Rencontre littéraire du samedi 5 septembre 2020

Thème (2020-2021) : Mal de vivre, troubles de la personnalité

François Villon, Le Testament

Nous commençons cette saison avec les débuts de la littérature en langue française : Le Testament n'a pas été écrit avant 1461, date de l'avènement de Louis XI, que François Villon remercie pour l'avoir gracié. Pour le reste, on n'a pas de certitudes sur la date de naissance de l'auteur, peut-être 1431. On ne sait pas ce qu'il est devenu après 1463, date à laquelle il échappe à la peine de mort et est banni de Paris. Un de nos premiers poètes disparait dans la nature après avoir écrit ses derniers vers à la prison du Châtelet. Son talent est reconnu immédiatement (1489), ce qui est très rare. Nous sommes sûrs de son nom, du moins celui que lui a donné son "père adoptif" et protecteur, grâce à son Epitaphe :"Ci-gît et dort en ce sollier (chambre haute d'une chapelle) /Qu'Amours occit (frappa) de son rayon / Un pauvre petit écolier / Qui fut nommé François Villon". Il fait ses études au Quartier Latin et obtient son diplôme de clerc, grâce auquel l'évêque de Paris lui accorde des "bénéfices ecclésiastiques", c'est-à-dire la charge d'une cure, qui lui permet de vivre. Mais très vite il s'acoquine avec de joyeux fêtards, ses condisciples riches et dévoyés, puis avec les voyous des rues. En cela, son expérience nous apprend beaucoup sur la société du temps et sa violence : on se battait pour peu de choses (la première condamnation de Villon fut prononcée après qu'il eut tué un de ses rivaux); et la misère rendait les rues de Paris peu sûres.

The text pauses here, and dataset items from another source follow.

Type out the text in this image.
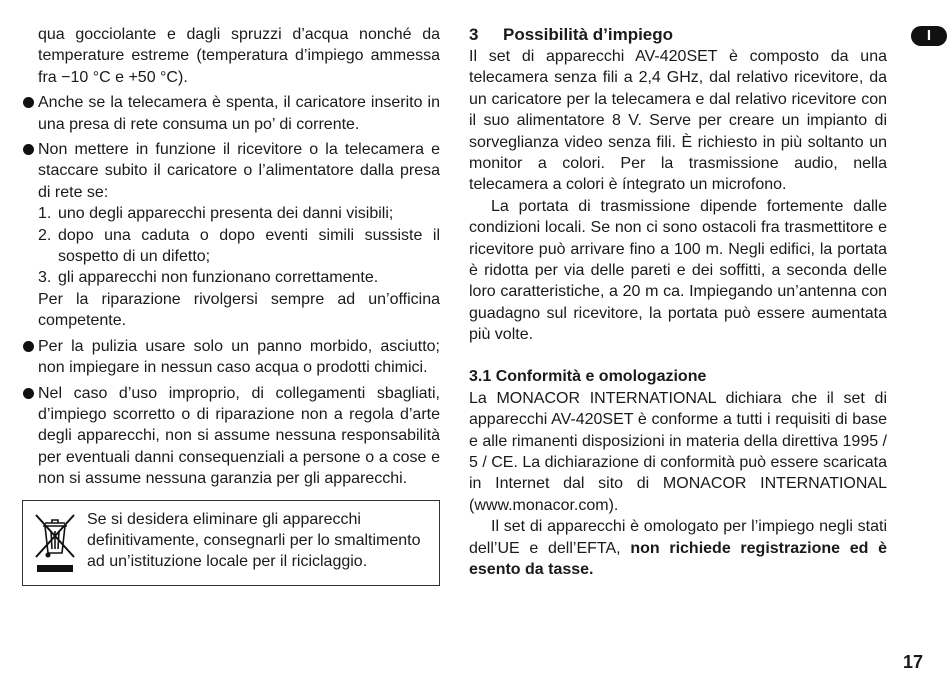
qua gocciolante e dagli spruzzi d’acqua nonché da temperature estreme (temperatura d’impiego ammessa fra −10 °C e +50 °C).

Anche se la telecamera è spenta, il caricatore inserito in una presa di rete consuma un po’ di corrente.

Non mettere in funzione il ricevitore o la telecamera e staccare subito il caricatore o l’alimentatore dalla presa di rete se:

1. uno degli apparecchi presenta dei danni visibili;
2. dopo una caduta o dopo eventi simili sussiste il sospetto di un difetto;
3. gli apparecchi non funzionano correttamente.

Per la riparazione rivolgersi sempre ad un’officina competente.

Per la pulizia usare solo un panno morbido, asciutto; non impiegare in nessun caso acqua o prodotti chimici.

Nel caso d’uso improprio, di collegamenti sbagliati, d’impiego scorretto o di riparazione non a regola d’arte degli apparecchi, non si assume nessuna responsabilità per eventuali danni consequenziali a persone o a cose e non si assume nessuna garanzia per gli apparecchi.

Se si desidera eliminare gli apparecchi definitivamente, consegnarli per lo smaltimento ad un’istituzione locale per il riciclaggio.

3 Possibilità d’impiego

Il set di apparecchi AV-420SET è composto da una telecamera senza fili a 2,4 GHz, dal relativo ricevitore, da un caricatore per la telecamera e dal relativo ricevitore con il suo alimentatore 8 V. Serve per creare un impianto di sorveglianza video senza fili. È richiesto in più soltanto un monitor a colori. Per la trasmissione audio, nella telecamera a colori è íntegrato un microfono.

La portata di trasmissione dipende fortemente dalle condizioni locali. Se non ci sono ostacoli fra trasmettitore e ricevitore può arrivare fino a 100 m. Negli edifici, la portata è ridotta per via delle pareti e dei soffitti, a seconda delle loro caratteristiche, a 20 m ca. Impiegando un’antenna con guadagno sul ricevitore, la portata può essere aumentata più volte.

3.1 Conformità e omologazione

La MONACOR INTERNATIONAL dichiara che il set di apparecchi AV-420SET è conforme a tutti i requisiti di base e alle rimanenti disposizioni in materia della direttiva 1995 / 5 / CE. La dichiarazione di conformità può essere scaricata in Internet dal sito di MONACOR INTERNATIONAL (www.monacor.com).

Il set di apparecchi è omologato per l’impiego negli stati dell’UE e dell’EFTA, non richiede registrazione ed è esento da tasse.

I
17
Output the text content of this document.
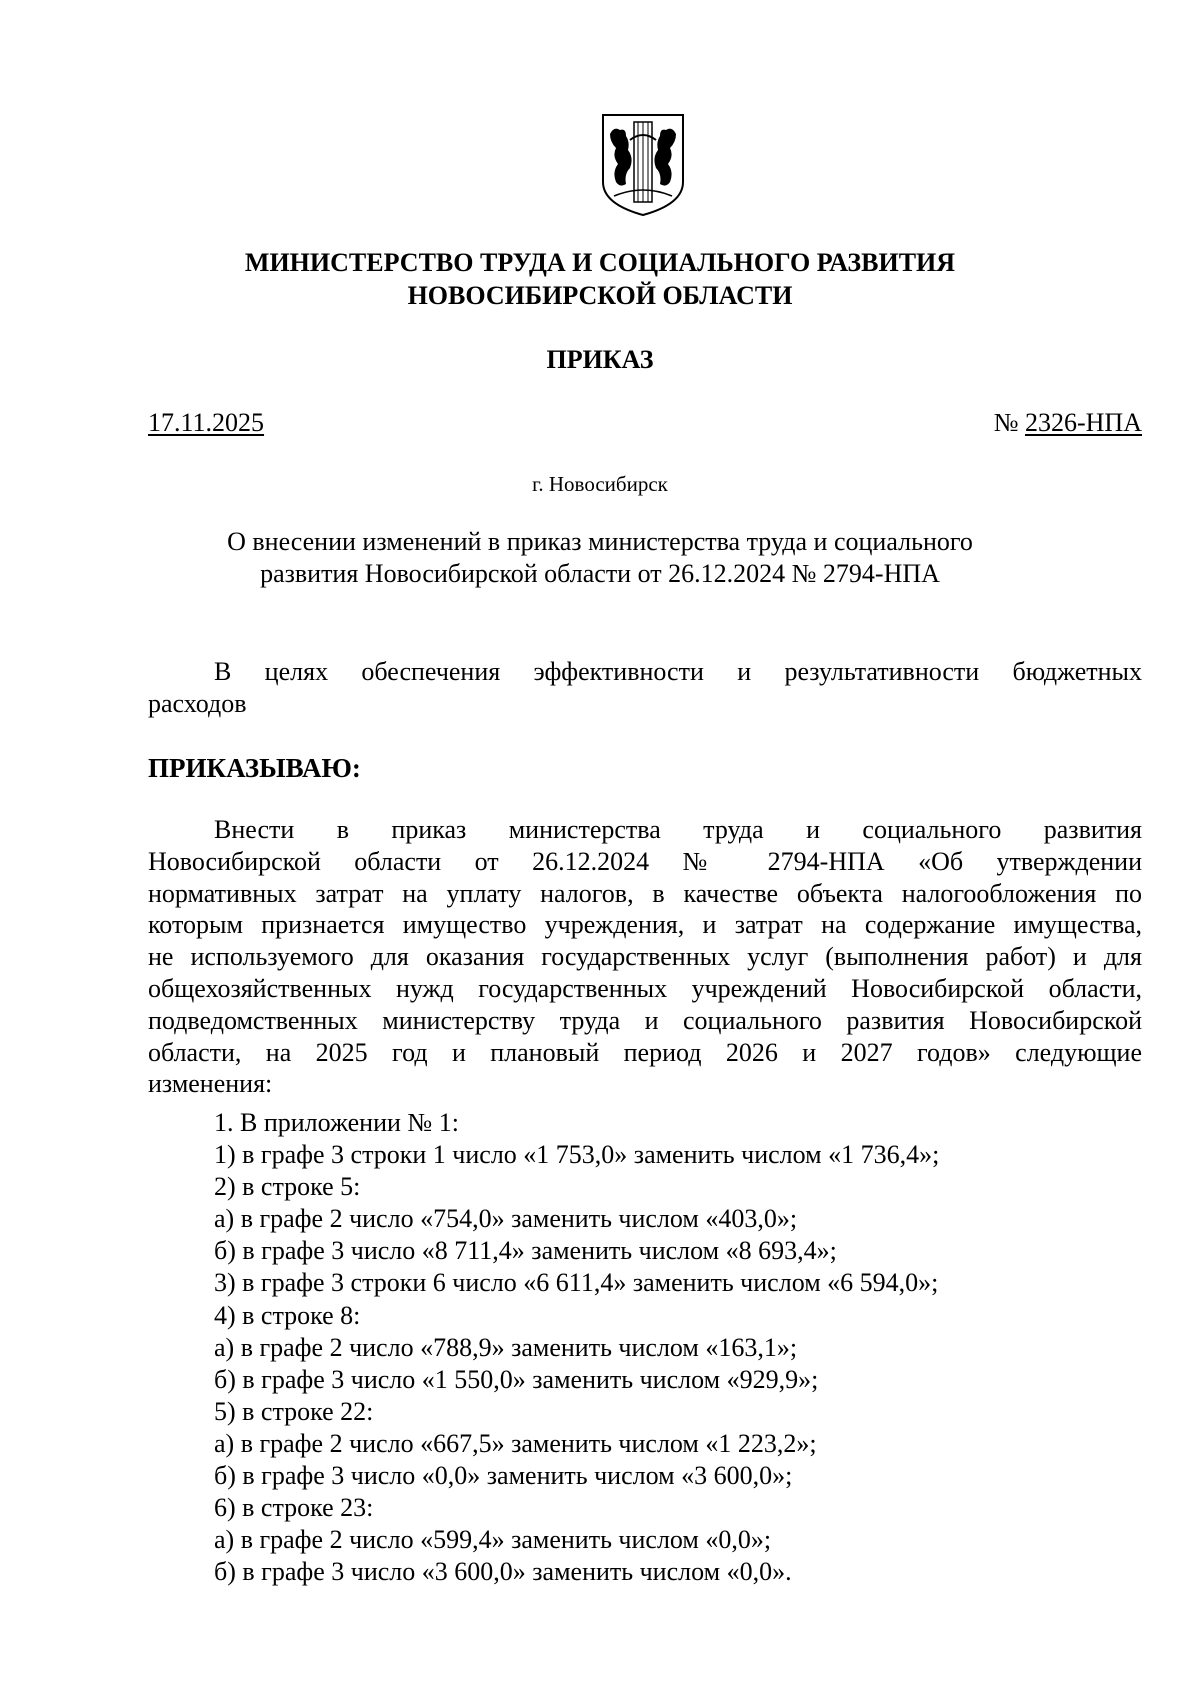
МИНИСТЕРСТВО ТРУДА И СОЦИАЛЬНОГО РАЗВИТИЯ
НОВОСИБИРСКОЙ ОБЛАСТИ
ПРИКАЗ
17.11.2025	№ 2326-НПА
г. Новосибирск
О внесении изменений в приказ министерства труда и социального
развития Новосибирской области от 26.12.2024 № 2794-НПА
В целях обеспечения эффективности и результативности бюджетных
расходов
ПРИКАЗЫВАЮ:
Внести в приказ министерства труда и социального развития
Новосибирской области от 26.12.2024 № 2794-НПА «Об утверждении
нормативных затрат на уплату налогов, в качестве объекта налогообложения по
которым признается имущество учреждения, и затрат на содержание имущества,
не используемого для оказания государственных услуг (выполнения работ) и для
общехозяйственных нужд государственных учреждений Новосибирской области,
подведомственных министерству труда и социального развития Новосибирской
области, на 2025 год и плановый период 2026 и 2027 годов» следующие
изменения:
1. В приложении № 1:
1) в графе 3 строки 1 число «1 753,0» заменить числом «1 736,4»;
2) в строке 5:
а) в графе 2 число «754,0» заменить числом «403,0»;
б) в графе 3 число «8 711,4» заменить числом «8 693,4»;
3) в графе 3 строки 6 число «6 611,4» заменить числом «6 594,0»;
4) в строке 8:
а) в графе 2 число «788,9» заменить числом «163,1»;
б) в графе 3 число «1 550,0» заменить числом «929,9»;
5) в строке 22:
а) в графе 2 число «667,5» заменить числом «1 223,2»;
б) в графе 3 число «0,0» заменить числом «3 600,0»;
6) в строке 23:
а) в графе 2 число «599,4» заменить числом «0,0»;
б) в графе 3 число «3 600,0» заменить числом «0,0».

Rappels historiques : Le début du XVème siècle marque la fin de la Guerre de Cent Ans, (en fait, une succession de conflits entrecoupés de trêves plus ou moins longues). C'est une époque sombre : la folie du roi Charles VI permit au roi d'Angleterre, Henri V, de revendiquer la couronne de France pour son fils, Henri VI (1420) ; 100 ans plus tôt, l'épidémie de Peste Noire avait décimé 25 à 50% de la population européenne. C'est la mort de Jeanne d'Arc, en 1429, qui permettra d'asseoir la légitimité de Charles VII, puis l'avènement de Louis XI en 1461.

Le Testament est d'une lecture difficile, même dans une version modernisée, car outre une langue très éloignée de notre langue moderne, il est écrit en vers. (J'ai en effet voulu introduire la lecture de poésie dans nos rencontres : on ne peut prétendre se pencher sur la littérature si l'on omet la poésie. NDRL) La poésie a toujours été très codifiée (ce qui fait dire à l'un d'entre nous que c'est des mathématiques !!!). Le Testament est écrit en 186 strophes de 8 vers (octains) de 8 pieds (octosyllabes) entre lesquelles sont insérés 16 Ballades (3 octains et 1 envoi de 4 vers) et Rondeaux (3 strophes sur 2 rimes avec répétition d'1 vers). Le tout crée une musique pleine d'une vivacité qui ne provient pas que de la rime. Et c'est pourquoi ces ballades ont été reprises de nos jours par des musiciens et poètes comme Léo Ferré ou Brassens (La Ballade des Dames du Temps Jadis)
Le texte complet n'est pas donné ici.